On the heels of the Kress v. United States gift tax case, in which a federal district court affirmed the practice of tax affecting pass-through entities (PTEs) for valuation purposes, the U.S. Tax Court recently accepted a taxpayer’s tax-affected valuation in the case of Estate of Jones v. Commissioner.
This new case represents a big win for taxpayers—and for valuation analysts who have been seeking acknowledgment of the validity of tax affecting S corps, limited partnerships, and other PTEs.
As part of his estate plan, Aaron Jones gifted his daughters shares in two closely related companies. The IRS challenged the valuation of one of the companies—SJTC—and notified Jones that he owed nearly $45 million in gift tax.
Interestingly, the tax-affecting piece of the case didn’t focus on tax-affecting per se but on how to tax affect. The court noted that both the IRS and Jones recognized that a hypothetical buyer and seller would indeed consider the tax consequences of SJTC’s limited partnership form but disagreed about how to do so.
The IRS argued that tax affecting was improper where SJTC had no tax liability on the entity level and unfairly favored a hypothetical buyer over a seller. The estate argued that a zero tax rate on the entity inflated the value of SJTC, and a hypothetical buyer would recognize that partners would have to pay income tax at ordinary levels whether or not SJTC made cash distributions.
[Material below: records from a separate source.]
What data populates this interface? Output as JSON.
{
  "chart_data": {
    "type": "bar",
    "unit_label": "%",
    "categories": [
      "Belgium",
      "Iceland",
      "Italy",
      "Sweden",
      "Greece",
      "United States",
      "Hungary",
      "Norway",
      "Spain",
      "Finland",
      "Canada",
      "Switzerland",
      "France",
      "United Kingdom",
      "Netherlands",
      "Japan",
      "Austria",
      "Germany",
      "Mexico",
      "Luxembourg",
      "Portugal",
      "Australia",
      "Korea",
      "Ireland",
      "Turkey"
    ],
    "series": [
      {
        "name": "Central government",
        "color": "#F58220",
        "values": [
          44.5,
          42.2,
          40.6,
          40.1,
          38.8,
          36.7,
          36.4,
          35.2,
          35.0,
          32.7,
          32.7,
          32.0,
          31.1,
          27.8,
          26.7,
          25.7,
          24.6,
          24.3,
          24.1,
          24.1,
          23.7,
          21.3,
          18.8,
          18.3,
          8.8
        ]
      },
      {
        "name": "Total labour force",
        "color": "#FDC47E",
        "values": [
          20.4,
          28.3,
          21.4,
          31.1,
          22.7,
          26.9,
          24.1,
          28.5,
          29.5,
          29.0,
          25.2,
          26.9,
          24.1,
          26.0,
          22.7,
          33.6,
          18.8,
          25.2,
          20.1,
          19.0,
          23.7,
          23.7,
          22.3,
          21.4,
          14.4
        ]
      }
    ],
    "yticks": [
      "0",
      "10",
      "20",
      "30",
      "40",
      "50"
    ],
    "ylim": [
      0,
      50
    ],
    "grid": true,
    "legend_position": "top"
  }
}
The court noted that Gross, the widely cited case that disallowed tax affecting, involved a different situation than Jones and accepted the family expert’s tax-affected valuation. The court said that the expert’s “tax-affecting might not be exact, but it is more convincing and complete” than the IRS’s position.
Valuation analysts will no doubt study Jones for further insight into this issue.